As Director of Music, I regularly spoke with pupils who had poor attendance at instrumental lessons. It was fairly easy to establish whether they had genuinely forgotten, were feeling pressured due to other commitments or were just not that keen on going to their lessons. If the latter, we discussed together what was causing this; often the pupils spoke positively about the teacher and the music they were learning, but said they simply weren’t that interested in playing the instrument (this raises questions about teaching style and choosing instruments, but they are topics for another time). The pupils were often concerned about expressing this to their parents, leading me to write very careful emails about the situation. Some parents replied with thanks for mentioning the issue before they paid for another term of lessons, agreeing that their child was mature for articulating their feelings. Unfortunately this was not always the case: Common responses included: ‘I want her to have the opportunities I didn’t ‘ (then spend the money on lessons for yourself); ‘He can stop when he’s passed Grade Five, so that he’s got something to show for it’ (and will almost certainly never play for pleasure again); and ‘She wants to have singing lessons, but I’ve said she needs to get Grade Two piano first so that she learns to read music’ (a bit like buying a cat for a ‘dog person’). When lessons continued, it rarely resulted in a happy experience; pupils felt like they had failed to meet their parents’ expectations and parents often blamed the instrumental teacher or the school for a lack of achievement.

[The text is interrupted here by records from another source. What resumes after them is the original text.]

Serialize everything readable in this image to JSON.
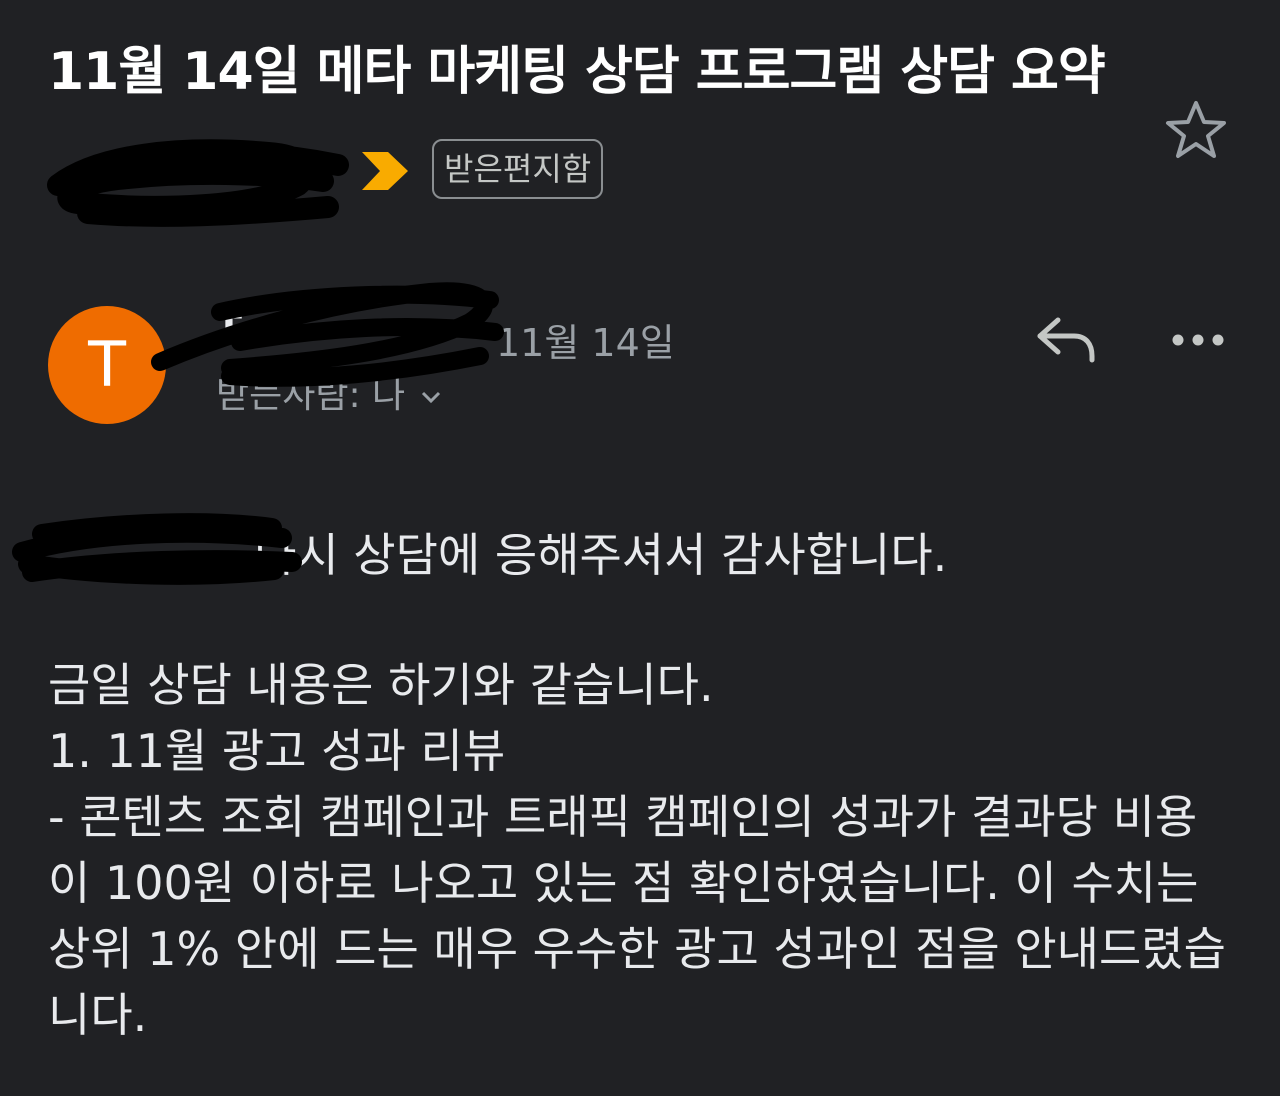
{
  "email": {
    "subject": "11월 14일 메타 마케팅 상담 프로그램 상담 요약",
    "label": "받은편지함",
    "sender": {
      "avatar_letter": "T",
      "name": "T m",
      "date": "11월 14일",
      "recipient": "받는사람: 나"
    },
    "body": {
      "greeting": "다시 상담에 응해주셔서 감사합니다.",
      "intro": "금일 상담 내용은 하기와 같습니다.",
      "item_heading": "1. 11월 광고 성과 리뷰",
      "item_text": "- 콘텐츠 조회 캠페인과 트래픽 캠페인의 성과가 결과당 비용이 100원 이하로 나오고 있는 점 확인하였습니다. 이 수치는 상위 1% 안에 드는 매우 우수한 광고 성과인 점을 안내드렸습니다."
    }
  },
  "icons": {
    "importance": "importance-marker-icon",
    "star": "star-outline-icon",
    "reply": "reply-icon",
    "more": "more-horizontal-icon",
    "chevron": "chevron-down-icon"
  },
  "colors": {
    "background": "#202124",
    "avatar": "#ef6c00",
    "importance": "#f9ab00"
  }
}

Two things spring to mind that may help to avoid this negativity. Firstly, achieving on an instrument requires frequent, focused practice. Parents need to support their children in the same way that they helped them learn to walk and talk, read and write: Paying an expert for 30 minutes each week will not be enough. Where parents were involved in their children’s musical learning there was generally quicker progress and more enjoyment: If tuition did stop if was generally as a result of direct communication between pupil, parents and instrumental teacher, with a more positive end to the experience than in the situations I described above. Secondly, we must remember that peoples’ interests change; what a relief that is! Yes, most of us maintain some hobbies from childhood (I still practise the piano and enjoy reading fiction) but we tend to discard things too (I no longer play the flute regularly or collect trolls). There are many forms of musical involvement and insisting that children persist with one musical activity against their will may limit their desire to explore other musical contexts in the future, potentially finding an area in which they do wish to become expert.
It is sometimes useful to compare musical contexts to other situations. Grandma and I went to Chester one afternoon last week. We had planned it in advance: I booked a restaurant and she borrowed a guidebook from her neighbour. We walked round the city walls and had a fantastic afternoon tea at Edgar House. We ate every last cake, sandwich and scone because we were enjoying them, not because we felt obliged to keep eating. Likewise, if we’d got bored of our walk it would have been perfectly acceptable to cut it short. We should apply the same approach to non-compulsory music activities; time invested in preparation will often make the activity more enjoyable but, if it’s not fun, stopping is ok. Unless you really want to keep doing it; don’t.
* MacPherson G.E and Welch G.F eds, 2012. The Oxford Handbook of Music Education; Volume 1 (Oxford, Oxford University Press) and Sloboda J 2005. Exploring The Musical Mind: Cognition, Emotion, Ability, Function (Oxford, Oxford University Press) are useful starting points for those interested in how musical skill is developed.